Lewis Hamilton expressed his reluctance to race in Saudi Arabia, saying that he doesn’t feel comfortable with human rights issues surrounding the place.
Hamilton will be racing in Saudi Arabia for the first time in his career. The country has a history of having a sketchy human rights record. One of those laws have been LGBTQIA+ intolerance, something that is scary in this and age.
Progressiveness is the need of the hour, but countries like Saudi Arabia set it back by many years. It is the same situation in Qatar, where the seven-time champion raced with a rainbow-coloured helmet to raise awareness. He will be doing the same in Jeddah.
Hamilton expressed his reluctance to race in Saudi Arabia, and revealed how shocked he was to hear about some of the rules.

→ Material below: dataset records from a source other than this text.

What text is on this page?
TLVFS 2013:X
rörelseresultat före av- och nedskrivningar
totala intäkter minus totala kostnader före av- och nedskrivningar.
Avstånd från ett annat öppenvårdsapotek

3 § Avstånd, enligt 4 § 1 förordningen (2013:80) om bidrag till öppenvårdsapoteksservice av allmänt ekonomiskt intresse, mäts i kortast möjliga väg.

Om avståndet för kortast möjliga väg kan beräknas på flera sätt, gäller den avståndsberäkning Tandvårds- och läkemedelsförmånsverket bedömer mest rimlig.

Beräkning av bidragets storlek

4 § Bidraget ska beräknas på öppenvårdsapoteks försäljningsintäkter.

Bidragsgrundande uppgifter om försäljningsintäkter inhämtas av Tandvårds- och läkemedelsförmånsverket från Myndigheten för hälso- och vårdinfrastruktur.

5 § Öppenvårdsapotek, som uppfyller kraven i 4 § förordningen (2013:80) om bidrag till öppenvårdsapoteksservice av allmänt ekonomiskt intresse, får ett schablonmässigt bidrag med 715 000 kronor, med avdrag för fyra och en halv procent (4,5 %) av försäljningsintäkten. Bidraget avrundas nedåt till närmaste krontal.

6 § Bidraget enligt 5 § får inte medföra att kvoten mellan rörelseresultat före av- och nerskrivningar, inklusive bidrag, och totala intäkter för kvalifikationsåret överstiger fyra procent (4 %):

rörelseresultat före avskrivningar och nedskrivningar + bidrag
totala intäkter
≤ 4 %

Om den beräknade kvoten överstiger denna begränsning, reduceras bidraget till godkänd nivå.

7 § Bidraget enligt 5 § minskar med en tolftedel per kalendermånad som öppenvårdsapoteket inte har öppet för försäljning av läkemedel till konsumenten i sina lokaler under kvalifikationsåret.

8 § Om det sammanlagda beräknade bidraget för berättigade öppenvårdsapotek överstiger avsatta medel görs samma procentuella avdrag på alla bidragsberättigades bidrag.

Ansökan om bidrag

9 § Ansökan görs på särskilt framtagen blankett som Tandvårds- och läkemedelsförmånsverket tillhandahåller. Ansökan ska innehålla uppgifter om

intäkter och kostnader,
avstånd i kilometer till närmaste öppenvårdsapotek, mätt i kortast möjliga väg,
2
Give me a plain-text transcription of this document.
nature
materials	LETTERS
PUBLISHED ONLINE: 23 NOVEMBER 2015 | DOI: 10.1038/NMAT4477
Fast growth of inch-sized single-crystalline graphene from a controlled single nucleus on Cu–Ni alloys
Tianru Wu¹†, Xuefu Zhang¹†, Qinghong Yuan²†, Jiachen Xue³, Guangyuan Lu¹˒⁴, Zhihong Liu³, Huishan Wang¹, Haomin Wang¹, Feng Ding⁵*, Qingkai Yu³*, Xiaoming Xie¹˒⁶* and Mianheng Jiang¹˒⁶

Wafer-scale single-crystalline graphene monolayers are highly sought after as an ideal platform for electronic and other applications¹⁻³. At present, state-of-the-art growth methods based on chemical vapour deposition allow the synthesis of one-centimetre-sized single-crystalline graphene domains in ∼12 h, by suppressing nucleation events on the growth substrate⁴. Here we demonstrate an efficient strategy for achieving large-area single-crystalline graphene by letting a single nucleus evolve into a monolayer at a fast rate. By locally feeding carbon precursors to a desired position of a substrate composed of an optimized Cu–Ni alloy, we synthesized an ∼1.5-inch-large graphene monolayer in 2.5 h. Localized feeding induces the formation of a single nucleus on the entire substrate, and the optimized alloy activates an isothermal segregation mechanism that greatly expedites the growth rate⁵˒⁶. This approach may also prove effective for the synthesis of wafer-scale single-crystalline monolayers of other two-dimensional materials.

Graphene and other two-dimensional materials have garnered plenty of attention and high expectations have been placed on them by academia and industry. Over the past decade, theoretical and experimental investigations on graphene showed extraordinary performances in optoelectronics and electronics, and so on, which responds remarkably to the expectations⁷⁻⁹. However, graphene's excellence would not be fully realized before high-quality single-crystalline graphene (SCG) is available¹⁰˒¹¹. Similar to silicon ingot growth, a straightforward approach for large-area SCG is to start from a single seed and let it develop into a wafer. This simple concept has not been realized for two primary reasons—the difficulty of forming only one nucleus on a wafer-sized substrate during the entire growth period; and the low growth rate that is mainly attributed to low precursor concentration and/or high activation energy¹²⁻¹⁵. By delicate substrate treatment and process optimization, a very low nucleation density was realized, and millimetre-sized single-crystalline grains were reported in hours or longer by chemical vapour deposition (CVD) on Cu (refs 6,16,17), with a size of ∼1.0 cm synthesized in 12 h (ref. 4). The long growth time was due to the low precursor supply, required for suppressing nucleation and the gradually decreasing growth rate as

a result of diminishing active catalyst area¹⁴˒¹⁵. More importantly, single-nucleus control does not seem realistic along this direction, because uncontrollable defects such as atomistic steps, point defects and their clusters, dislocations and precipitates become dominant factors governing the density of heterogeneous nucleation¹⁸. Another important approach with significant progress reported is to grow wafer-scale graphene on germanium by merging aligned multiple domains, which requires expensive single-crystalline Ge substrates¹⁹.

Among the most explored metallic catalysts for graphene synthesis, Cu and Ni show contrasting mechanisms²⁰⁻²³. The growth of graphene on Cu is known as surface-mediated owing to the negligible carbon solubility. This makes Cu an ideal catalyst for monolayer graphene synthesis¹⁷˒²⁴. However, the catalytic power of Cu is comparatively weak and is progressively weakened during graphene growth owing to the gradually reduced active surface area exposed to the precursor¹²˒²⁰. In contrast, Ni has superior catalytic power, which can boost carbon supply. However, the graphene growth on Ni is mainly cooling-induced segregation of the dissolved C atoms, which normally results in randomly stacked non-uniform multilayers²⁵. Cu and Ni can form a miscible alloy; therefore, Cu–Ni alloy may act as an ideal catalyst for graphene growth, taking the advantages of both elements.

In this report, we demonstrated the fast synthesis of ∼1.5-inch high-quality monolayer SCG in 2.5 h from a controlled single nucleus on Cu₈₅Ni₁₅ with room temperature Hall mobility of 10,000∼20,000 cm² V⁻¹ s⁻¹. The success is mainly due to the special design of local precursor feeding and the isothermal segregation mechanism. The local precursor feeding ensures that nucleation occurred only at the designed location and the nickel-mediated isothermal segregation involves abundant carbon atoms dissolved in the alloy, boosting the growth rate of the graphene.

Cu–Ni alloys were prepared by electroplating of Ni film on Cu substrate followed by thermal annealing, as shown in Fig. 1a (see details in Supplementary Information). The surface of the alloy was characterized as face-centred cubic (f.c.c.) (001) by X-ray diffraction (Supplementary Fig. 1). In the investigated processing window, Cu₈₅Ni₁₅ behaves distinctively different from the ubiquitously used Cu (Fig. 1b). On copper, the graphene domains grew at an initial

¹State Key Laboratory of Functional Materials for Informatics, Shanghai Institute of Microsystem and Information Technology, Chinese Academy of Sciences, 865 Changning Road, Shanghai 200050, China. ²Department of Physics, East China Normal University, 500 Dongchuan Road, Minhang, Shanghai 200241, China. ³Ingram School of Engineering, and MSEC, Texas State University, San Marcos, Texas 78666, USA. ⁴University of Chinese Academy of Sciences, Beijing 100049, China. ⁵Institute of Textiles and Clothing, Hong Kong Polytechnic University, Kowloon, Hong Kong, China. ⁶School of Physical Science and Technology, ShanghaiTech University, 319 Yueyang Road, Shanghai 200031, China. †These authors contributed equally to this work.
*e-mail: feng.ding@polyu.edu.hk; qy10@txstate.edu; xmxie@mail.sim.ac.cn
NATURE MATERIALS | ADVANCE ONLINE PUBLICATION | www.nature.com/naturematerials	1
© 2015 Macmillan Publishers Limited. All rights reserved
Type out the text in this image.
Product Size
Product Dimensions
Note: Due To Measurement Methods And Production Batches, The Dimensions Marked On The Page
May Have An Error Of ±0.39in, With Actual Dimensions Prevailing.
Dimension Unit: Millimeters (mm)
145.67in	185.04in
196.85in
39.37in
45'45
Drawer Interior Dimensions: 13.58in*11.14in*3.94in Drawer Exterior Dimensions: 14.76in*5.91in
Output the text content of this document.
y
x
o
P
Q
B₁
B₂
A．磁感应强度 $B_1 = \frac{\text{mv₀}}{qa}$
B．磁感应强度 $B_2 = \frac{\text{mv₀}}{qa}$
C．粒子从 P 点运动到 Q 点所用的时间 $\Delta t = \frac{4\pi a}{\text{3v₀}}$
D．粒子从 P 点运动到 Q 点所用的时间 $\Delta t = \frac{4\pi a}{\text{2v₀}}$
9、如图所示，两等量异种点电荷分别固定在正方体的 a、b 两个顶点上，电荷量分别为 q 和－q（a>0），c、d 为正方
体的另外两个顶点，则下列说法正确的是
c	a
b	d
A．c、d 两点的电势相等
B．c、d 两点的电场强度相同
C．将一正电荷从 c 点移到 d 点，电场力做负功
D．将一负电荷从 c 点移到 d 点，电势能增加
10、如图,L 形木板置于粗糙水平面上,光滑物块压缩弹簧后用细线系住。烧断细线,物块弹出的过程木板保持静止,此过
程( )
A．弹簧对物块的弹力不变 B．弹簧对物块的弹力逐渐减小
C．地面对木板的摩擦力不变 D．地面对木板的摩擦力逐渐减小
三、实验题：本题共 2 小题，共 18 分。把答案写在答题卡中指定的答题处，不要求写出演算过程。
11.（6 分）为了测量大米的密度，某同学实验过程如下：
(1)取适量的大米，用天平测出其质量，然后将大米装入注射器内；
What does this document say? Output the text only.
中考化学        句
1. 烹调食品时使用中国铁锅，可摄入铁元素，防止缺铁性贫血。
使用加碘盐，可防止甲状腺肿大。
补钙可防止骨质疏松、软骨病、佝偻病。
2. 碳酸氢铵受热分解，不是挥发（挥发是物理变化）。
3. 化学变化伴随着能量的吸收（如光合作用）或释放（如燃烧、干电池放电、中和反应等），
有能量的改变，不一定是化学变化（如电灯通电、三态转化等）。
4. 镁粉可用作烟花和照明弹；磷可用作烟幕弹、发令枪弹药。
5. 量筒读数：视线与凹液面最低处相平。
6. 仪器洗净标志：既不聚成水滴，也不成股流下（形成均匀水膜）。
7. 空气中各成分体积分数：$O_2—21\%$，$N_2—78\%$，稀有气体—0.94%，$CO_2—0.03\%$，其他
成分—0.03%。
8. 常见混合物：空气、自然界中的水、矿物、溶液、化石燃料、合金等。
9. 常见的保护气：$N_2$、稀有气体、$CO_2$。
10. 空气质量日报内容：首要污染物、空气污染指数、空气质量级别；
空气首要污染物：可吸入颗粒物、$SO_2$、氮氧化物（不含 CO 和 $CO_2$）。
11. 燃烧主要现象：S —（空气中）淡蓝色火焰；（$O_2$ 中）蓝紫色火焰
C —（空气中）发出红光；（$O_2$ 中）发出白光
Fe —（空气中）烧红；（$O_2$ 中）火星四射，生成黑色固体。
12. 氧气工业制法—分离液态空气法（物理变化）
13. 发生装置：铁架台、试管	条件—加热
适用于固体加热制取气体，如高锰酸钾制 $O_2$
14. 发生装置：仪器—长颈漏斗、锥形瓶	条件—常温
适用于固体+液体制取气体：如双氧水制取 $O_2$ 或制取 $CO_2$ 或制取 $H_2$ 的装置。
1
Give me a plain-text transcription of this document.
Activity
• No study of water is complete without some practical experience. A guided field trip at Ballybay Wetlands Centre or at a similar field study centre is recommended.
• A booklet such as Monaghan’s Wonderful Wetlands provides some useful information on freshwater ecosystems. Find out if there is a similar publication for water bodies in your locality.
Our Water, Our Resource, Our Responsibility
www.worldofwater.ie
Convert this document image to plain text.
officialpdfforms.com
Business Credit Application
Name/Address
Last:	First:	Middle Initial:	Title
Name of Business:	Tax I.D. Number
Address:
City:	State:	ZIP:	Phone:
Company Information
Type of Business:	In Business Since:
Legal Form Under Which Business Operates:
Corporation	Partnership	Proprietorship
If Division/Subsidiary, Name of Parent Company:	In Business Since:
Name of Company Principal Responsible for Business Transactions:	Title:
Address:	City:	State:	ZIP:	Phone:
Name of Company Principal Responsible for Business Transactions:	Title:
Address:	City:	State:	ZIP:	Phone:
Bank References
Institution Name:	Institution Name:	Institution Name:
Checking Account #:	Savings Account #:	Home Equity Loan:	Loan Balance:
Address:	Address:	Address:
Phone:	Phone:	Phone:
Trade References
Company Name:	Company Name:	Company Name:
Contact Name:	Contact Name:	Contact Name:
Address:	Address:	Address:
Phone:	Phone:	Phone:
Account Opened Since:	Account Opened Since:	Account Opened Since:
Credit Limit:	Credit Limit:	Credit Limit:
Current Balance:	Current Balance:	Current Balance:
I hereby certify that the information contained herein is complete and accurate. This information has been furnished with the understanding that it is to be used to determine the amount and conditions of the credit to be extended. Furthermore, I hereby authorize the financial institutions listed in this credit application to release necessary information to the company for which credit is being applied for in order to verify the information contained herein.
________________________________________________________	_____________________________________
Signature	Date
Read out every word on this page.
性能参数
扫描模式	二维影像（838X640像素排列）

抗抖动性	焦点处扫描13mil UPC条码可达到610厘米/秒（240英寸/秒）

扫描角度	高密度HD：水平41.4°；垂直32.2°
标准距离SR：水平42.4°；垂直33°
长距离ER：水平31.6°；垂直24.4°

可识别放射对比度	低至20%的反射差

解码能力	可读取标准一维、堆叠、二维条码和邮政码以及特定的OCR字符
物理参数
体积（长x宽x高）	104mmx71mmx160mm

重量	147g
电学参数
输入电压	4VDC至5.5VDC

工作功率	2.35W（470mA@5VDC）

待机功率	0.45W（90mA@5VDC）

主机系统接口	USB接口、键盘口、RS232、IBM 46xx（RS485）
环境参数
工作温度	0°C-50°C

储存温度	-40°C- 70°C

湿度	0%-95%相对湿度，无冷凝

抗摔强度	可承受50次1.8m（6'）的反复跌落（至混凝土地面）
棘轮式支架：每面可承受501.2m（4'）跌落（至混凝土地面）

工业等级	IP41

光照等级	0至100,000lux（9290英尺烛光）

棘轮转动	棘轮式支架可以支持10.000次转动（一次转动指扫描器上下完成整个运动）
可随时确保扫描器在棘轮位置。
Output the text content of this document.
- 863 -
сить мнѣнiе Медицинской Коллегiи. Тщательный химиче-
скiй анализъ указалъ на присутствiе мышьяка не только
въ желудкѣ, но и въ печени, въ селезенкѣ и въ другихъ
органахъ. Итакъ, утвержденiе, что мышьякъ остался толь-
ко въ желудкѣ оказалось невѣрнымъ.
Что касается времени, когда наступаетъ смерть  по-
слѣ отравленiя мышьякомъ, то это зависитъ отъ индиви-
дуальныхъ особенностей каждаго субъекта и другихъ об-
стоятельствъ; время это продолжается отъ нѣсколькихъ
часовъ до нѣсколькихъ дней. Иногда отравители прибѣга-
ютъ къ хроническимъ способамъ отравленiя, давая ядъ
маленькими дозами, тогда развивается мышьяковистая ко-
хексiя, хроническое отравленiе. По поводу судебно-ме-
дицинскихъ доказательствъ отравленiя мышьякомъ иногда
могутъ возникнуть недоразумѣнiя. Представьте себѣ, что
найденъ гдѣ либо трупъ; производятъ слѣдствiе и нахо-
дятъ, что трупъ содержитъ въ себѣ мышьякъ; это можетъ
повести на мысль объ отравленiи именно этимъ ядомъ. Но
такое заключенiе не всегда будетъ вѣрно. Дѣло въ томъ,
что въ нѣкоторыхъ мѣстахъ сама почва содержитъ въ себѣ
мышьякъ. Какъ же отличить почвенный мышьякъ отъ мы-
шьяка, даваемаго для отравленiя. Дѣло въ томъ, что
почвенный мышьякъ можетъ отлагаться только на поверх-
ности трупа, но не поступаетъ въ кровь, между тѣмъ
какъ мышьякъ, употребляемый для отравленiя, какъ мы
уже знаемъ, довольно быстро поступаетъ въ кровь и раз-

As quoted by Sky News, he said, “Do I feel comfortable here? I wouldn’t say that I do.
“But it’s not my choice to be here. The sport has taken the choice to be here.
“There’s changes that need to be made. For example women’s rights of being able to drive in 2018, it’s how they are policed. Some of the women are still in prison from driving many, many years ago.
“So there’s a lot of changes that need to happen and I think our sport needs to do more.”
Sporting winds of change
Hamilton’s thoughts were echoed by fellow driver Sebastian Vettel, who insisted that change had to be made irrespective of circumstances.
“Some things are not going the way they should,” he said.
“For sure there are shortcomings and they have to be addressed, but I still feel the more powerful tool is the positive weapon.”